Tarihi Eserler

Babüssaade Nedir, Ne Demek, Tarihi, Mimari, Özellikleri, Hakkında Bilgi

Bâbüssaâde, İstanbul’da Topkapı Sarayı denilen Sarây-ı Cedîd’in üçüncü kapısı.

Bâbüssaâde, büyük saray manzumesi içinde padişahın özel ikamet yeri olan Enderûn-ı Hümâyun’un girişini teşkil eder ve birçok törenin yapıldığı ikinci avludan üçüncü avluya geçişi sağlar. Gösterişli bir.mimariye sahip olan bu methale Akağalar Kapısı veya Arz Kapısı da denilmiş­tir. Kapı iki avluyu ayıran duvarın önün­deki revakın gerisinde yer alır. Esasının Fatih Sultan Mehmed devrine ait oldu­ğu tahmin edilmektedir. Sonraları kapı­nın tam önündeki dört sütun kaldırıla­rak buraya yeni bir biçim verilmiştir.

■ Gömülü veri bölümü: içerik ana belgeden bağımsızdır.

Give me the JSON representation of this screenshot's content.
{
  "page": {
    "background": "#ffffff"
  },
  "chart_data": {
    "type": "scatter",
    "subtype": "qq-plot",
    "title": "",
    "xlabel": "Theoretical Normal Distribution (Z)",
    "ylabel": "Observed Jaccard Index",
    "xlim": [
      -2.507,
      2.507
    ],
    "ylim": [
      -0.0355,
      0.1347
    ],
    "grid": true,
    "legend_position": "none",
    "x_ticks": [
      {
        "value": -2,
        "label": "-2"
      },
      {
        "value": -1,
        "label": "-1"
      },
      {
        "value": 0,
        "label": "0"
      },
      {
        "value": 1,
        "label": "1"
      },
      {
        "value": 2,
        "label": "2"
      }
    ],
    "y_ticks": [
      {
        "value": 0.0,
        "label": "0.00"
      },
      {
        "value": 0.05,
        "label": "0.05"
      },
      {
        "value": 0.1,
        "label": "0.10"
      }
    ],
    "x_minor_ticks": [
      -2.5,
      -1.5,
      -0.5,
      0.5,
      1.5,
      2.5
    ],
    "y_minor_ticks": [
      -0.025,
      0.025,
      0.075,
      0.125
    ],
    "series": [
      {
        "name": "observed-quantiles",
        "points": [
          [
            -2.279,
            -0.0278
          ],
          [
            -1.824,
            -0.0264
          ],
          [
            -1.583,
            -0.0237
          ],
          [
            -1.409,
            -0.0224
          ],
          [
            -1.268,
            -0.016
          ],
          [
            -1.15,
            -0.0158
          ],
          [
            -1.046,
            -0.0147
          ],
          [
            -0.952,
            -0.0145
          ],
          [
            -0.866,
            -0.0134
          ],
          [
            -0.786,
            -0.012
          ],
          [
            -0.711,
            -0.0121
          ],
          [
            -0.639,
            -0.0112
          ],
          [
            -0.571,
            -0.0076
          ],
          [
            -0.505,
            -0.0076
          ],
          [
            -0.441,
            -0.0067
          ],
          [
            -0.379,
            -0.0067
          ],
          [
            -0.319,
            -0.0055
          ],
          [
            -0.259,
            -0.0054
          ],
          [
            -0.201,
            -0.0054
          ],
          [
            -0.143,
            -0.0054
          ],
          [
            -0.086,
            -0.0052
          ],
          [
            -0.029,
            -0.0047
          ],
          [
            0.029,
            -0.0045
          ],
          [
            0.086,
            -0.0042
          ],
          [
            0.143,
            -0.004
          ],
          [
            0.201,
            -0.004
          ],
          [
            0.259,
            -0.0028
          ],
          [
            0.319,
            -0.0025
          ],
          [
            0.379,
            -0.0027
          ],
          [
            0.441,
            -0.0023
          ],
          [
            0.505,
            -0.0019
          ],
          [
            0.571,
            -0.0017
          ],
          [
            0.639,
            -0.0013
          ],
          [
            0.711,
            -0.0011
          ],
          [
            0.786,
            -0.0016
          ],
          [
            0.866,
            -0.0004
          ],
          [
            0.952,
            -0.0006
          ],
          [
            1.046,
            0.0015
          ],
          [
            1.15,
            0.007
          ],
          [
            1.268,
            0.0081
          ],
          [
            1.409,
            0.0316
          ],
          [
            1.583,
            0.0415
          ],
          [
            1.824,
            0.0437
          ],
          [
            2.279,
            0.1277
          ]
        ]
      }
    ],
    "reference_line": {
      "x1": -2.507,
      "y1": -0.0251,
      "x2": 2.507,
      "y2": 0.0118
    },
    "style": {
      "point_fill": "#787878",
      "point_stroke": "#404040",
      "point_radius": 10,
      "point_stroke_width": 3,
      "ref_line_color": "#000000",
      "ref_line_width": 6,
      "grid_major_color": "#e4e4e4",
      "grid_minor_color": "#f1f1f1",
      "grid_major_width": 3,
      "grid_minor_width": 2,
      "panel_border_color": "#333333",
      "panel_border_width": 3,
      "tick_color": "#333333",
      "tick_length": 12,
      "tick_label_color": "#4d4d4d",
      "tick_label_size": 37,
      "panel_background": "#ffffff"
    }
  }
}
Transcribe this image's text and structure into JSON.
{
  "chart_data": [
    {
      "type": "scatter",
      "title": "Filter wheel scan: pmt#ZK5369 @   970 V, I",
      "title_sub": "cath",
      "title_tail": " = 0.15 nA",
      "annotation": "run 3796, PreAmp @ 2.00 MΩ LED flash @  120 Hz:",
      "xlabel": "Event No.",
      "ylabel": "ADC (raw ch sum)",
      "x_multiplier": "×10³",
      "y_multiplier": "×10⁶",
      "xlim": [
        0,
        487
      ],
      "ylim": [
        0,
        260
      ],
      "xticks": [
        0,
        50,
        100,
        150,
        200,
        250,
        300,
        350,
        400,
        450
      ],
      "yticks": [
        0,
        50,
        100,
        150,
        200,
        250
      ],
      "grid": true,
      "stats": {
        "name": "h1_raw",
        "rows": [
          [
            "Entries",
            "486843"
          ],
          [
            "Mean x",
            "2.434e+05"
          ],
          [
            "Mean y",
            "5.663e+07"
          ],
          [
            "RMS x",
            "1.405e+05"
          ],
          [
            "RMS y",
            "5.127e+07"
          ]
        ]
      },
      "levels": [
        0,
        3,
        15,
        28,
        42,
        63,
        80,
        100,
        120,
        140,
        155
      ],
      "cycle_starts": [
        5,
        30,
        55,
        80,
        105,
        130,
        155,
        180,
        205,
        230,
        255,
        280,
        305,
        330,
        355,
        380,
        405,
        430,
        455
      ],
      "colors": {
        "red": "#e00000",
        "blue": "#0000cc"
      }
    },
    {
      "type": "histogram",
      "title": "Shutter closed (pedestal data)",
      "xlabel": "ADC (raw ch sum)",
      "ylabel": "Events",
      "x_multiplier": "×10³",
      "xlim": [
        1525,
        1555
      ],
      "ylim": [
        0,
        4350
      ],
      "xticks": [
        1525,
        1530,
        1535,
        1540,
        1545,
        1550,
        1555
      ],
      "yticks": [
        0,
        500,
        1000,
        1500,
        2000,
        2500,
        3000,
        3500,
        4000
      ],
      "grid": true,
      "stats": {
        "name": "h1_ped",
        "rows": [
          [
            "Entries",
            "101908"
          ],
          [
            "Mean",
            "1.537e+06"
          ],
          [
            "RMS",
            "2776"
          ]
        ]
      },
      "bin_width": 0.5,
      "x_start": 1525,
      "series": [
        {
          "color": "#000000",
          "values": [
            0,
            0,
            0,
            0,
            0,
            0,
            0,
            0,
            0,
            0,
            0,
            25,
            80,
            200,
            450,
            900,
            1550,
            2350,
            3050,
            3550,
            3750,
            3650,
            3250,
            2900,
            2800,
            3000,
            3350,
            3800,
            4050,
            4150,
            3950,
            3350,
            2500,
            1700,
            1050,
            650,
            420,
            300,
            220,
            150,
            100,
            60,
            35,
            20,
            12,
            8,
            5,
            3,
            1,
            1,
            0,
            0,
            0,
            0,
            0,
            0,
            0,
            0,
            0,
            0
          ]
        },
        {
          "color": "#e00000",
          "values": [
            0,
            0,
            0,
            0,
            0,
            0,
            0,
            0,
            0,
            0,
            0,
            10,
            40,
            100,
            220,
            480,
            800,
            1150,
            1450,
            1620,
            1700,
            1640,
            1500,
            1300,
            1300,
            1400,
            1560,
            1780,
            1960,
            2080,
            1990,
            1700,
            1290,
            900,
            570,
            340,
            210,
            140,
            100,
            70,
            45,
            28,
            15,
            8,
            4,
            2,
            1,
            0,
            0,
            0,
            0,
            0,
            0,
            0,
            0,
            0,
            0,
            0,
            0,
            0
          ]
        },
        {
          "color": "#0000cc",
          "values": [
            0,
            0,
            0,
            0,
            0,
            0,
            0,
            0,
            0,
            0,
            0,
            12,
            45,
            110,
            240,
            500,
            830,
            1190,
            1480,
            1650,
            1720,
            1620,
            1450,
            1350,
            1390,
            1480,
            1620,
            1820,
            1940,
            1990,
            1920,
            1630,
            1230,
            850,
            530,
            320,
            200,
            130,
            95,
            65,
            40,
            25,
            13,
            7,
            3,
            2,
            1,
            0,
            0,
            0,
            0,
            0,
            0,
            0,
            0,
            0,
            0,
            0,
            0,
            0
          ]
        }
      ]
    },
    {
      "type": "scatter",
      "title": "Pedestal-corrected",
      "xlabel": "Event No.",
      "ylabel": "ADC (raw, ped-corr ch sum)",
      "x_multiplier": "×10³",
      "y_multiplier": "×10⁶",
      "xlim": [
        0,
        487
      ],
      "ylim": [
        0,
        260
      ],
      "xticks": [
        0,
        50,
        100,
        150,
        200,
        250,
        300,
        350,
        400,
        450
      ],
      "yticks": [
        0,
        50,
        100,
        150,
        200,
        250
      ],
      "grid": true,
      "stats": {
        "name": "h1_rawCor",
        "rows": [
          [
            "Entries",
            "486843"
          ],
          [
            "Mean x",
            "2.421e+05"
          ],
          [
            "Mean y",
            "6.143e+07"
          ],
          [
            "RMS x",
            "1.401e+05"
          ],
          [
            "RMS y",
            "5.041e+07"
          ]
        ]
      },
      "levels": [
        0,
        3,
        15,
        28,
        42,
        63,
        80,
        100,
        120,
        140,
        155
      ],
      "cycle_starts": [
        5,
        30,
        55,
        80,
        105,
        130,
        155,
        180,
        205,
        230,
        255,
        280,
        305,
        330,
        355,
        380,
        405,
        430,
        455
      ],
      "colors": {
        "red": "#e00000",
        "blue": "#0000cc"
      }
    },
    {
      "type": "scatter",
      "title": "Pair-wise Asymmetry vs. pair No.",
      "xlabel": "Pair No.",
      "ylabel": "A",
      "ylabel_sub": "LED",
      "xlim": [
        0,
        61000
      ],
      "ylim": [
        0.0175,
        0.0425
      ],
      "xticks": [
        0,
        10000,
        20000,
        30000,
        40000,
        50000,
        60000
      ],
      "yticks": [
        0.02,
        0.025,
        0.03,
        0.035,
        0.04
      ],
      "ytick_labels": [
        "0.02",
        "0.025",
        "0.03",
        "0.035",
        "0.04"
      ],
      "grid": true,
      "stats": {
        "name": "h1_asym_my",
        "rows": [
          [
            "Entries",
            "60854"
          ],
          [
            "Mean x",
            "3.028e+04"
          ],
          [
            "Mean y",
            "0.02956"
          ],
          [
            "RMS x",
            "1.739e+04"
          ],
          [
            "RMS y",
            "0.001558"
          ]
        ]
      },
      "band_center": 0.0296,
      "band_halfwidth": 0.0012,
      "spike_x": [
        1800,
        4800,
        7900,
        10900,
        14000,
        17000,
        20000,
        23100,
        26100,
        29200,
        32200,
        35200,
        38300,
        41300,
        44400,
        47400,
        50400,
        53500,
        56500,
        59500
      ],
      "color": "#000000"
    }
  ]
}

Bâbüssaâde’ nin görünüşünün değiş­tirilmesi Sultan I.Abdülhamid devrin­de (1774-1789) olmuştur. Kapı kemeri­nin üstünde yer alan on beş beyitlik manzum kitabedeki mücevher tarihe (bk. tarih düşürme) göre bu değişiklik 1188’de (1774-75) yapılmıştır. Bunun üstünde de Sultan II. Mahmud’un hattı ile besmele-i şerife ve kemerin kilit ta­şında Rakım Efendi tarafından çekilmiş Sultan II. Mahmud’un tuğrası bulunmak­tadır. Çifte kapı halinde olan Bâbüssaâde’nin sağ tarafında uzanan mekân Bâ­büssaâde Ağası Dairesi, soldaki ise Akağalar Koğusu’dur.

Bâbüssaâde, bütün Osmanlı tarihi bo­yunca yeni padişahların cülus törenlerine sahne olmuştur. Hava şartları ne olursa olsun taht bu kapının önüne konulmuş ve padişah olacak şehzade bu kapıdan geçerek tahta oturmuştur. Bu şekilde resmen sultanlığı ilân edilmiş, devlet ile­ri gelenleri de kendisine burada biat et­mişlerdir. Burada cülus töreni yapılan son padişah VI. Mehmed (Vahdeddin) ol­muştur. Bayramlarda ise yine bu kapı­nın önüne “bayram tahtı” adı verilen taht konuluyor ve hünkâr tebrikleri bu­rada kabul ediyordu. Bu törenin Abdülaziz’in saltanatının ilk yıllarına kadar de­vam ettiğini Abdurrahman Şeref Bey yazmaktadır. Savaş zamanlarında ise pa­dişahın, “sancak-ı şerifi serdar olan başkumandana burada teslim etmesi usuldendi. Muhafaza edildiği yerden özel törenle çıkarılan sancak, Bâbüssaâde’-nin önünde günümüzde de mevcut olan belirli bir yere dikilirdi. Sancak gönderi­nin yere çakıldığı yuvanın üstü bir mer­mer ile kapalı durmaktadır. Yeniçerile­rin 1826’da son ayaklanmalarında sancak-ı şerif son defa çıkarılarak burada bütün İstanbul halkının yeniçerilere kar­şı birleşmesi kararlaştırılmış, bu şekil­de başlayan “Vak’a-i Hayriyye”, Yeniçeri Ocağı’nın tarihten silinmesiyle sonuç­lanmıştır.